Barack Obama a beau avoir l’essentiel des grands médias américains de son côté, des réseaux d’agitateurs sociaux disséminés dans tout le pays à son service, et il a beau avoir démultiplié le nombre des assistés sociaux, il ne peut plus cacher ce qu’il est…

C’est, bien sûr, un idéologue manipulateur, mais c’est aussi un homme d’une arrogance rare, et son arrogance vient de lui exploser au visage. Les gens de son espèce risquent tôt ou tard de mener le combat de trop, et c’est ce qu’il vient de faire.

Obama, sans doute conseillé par divers fins tacticiens et spécialistes de la communication, a saisi le débat sur le relèvement du plafond de la dette du gouvernement fédéral comme un moyen de placer les Républi­cains en situation d’échec.

Ceux-ci, pensait-il, ne pourront pas l’emporter : ou bien ils accepteront le relèvement du plafond et accepteront aussi des mesures de rééquilibrage du budget comprenant des hausses d’impôts et des coupes dans les dépenses, ou bien ils feront courir le pays à la catastrophe.
Dès lors que les Républicains ne voudront pas faire courir le pays à la catastrophe, et permettre à Obama de les en blâmer, ce qui hypothéquerait leurs chances pour 2012, ils devront accepter des hausses d’impôts et des coupes budgétaires : les hausses d’impôts seront pour eux une façon de se renier, les coupes budgétaires les feront passer pour des gens sans cœur. Et Obama pourra dire qu’ils se renient et qu’ils sont des rapaces, membres d’une droite au service des milliardaires…
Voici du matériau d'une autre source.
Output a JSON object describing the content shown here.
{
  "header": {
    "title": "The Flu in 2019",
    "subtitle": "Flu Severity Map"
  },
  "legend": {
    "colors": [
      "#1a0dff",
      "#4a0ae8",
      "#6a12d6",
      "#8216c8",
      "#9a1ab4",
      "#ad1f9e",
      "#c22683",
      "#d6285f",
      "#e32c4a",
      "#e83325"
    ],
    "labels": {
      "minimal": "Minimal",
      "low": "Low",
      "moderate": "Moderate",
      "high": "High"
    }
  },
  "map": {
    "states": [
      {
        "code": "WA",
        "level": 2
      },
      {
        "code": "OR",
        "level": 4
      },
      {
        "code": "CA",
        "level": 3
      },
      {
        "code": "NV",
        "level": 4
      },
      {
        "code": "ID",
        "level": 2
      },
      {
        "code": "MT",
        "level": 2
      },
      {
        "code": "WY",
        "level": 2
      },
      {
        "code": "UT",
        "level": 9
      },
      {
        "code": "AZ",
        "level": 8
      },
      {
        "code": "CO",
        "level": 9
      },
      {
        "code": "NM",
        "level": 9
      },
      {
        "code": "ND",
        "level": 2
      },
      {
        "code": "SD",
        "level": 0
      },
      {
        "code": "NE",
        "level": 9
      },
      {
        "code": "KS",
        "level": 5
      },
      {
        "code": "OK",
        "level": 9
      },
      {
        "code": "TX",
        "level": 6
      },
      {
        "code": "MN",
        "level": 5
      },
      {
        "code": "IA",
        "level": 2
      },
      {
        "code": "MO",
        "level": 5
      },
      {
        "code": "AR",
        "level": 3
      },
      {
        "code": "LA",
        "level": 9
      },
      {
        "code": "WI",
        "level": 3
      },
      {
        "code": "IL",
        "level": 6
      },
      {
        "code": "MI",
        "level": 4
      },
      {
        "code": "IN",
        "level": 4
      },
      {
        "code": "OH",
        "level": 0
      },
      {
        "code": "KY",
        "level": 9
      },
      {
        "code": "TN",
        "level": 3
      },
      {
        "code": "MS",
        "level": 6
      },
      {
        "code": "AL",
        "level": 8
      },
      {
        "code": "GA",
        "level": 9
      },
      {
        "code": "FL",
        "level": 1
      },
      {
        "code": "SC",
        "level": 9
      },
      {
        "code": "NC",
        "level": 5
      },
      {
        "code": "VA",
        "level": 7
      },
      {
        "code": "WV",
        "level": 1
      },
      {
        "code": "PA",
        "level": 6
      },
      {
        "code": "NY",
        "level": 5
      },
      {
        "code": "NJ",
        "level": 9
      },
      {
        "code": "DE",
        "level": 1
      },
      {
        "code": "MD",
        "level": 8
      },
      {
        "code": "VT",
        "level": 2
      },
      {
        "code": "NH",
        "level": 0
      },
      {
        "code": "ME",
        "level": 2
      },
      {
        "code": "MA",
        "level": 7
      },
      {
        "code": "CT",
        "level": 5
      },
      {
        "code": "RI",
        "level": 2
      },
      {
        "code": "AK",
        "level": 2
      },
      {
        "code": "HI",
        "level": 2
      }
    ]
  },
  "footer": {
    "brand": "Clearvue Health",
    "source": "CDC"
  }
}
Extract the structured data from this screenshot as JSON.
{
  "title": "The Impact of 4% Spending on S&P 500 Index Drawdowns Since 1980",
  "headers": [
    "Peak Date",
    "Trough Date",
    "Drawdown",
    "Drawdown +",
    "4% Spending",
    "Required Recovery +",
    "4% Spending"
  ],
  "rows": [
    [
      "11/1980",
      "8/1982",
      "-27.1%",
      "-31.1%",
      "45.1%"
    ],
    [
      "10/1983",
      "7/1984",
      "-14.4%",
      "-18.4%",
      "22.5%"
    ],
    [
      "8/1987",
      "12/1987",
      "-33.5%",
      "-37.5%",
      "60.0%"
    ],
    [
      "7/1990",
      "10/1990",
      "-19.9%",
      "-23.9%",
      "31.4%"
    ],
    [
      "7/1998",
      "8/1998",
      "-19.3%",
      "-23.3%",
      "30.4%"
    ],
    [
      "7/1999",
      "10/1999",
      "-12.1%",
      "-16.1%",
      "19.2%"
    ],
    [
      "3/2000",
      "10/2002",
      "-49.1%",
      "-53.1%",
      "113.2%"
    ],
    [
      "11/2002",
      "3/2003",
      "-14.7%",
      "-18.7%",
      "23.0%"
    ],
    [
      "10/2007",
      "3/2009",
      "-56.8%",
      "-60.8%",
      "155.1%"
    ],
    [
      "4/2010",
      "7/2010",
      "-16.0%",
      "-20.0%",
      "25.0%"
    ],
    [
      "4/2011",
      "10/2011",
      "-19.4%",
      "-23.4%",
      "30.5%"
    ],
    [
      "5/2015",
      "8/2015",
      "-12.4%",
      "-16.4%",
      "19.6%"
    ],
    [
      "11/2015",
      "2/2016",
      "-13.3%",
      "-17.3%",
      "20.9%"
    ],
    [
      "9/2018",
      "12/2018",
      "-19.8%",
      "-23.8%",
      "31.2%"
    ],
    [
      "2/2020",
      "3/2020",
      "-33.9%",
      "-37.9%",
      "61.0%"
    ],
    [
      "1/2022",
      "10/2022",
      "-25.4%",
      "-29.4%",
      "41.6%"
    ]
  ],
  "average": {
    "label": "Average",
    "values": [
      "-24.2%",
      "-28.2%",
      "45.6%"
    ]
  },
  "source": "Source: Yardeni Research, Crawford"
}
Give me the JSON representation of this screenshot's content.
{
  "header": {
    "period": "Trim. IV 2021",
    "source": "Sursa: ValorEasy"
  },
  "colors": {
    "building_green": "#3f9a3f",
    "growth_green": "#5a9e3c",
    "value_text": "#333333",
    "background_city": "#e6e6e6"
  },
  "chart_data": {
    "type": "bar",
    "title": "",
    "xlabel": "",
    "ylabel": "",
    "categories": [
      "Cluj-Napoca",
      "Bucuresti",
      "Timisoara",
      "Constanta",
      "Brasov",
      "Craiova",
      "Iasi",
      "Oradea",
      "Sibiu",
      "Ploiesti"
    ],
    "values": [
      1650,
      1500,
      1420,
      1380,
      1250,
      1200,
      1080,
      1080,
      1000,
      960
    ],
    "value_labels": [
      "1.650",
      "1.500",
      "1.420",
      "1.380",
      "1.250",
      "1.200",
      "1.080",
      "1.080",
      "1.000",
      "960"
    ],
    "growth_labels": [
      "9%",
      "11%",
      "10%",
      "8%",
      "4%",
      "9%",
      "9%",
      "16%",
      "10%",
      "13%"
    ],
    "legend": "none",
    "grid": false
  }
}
Rien ne s’est passé comme prévu. Les Républicains n’ont pas fait courir le pays à la catastrophe. Ils ont accepté, à contrecœur, le relèvement du plafond de la dette. Mais ils n’ont pas cédé sur les hausses d’impôts et ils sont parvenus à expliquer les coupes budgétaires de façon à ce qu’elles apparaissent indispensables. Ils ont souligné, de surcroît, les périls graves auquel le pays est confronté en raison des mesures prises depuis janvier 2009.

Obama, lui, a multiplié les interventions publiques et tenu des discours chaque jour plus grotesques, et plus irresponsables. Il a posé au matamore inflexible pour, quelques jours après, bat­tre en retraite et tenter de changer de sujet de conversation.
Au cours de ces huit jours, sa cote de popularité, déjà vacil­lante, s’est littéralement effondrée. Non seulement il s’est aliéné une large part des classes moyennes et des électeurs centristes qui ont découvert un homme que, semble-t-il, ils ne connaissaient pas, mais il s’est attiré aussi, en fin de processus, la colère d’une part importante de la gauche américaine, qui l’accuse désormais d’être une chiffe molle et un héros de carton-pâte.

À quinze mois de l’échéance, il est très difficile de voir comment Obama pourrait se redresser. Le peuple américain choisit les dirigeants qui lui paraissent avoir le sens du commandement. Oba­ma n’a jamais eu ce sens du commandement, mais il a réussi à faire croire qu’il l’avait. Il ne le fait désormais plus croire à grand monde.

Une élection présidentielle aux États-Unis se joue aussi, beaucoup, sur la situation économique. Celle-ci est désastreuse et risque fort de l’être plus encore dans les mois à venir. La perte du triple A, montrant une perte de confiance des financiers internationaux, ne va rien arranger, et confirme plutôt le discours alarmiste des Républi­cains.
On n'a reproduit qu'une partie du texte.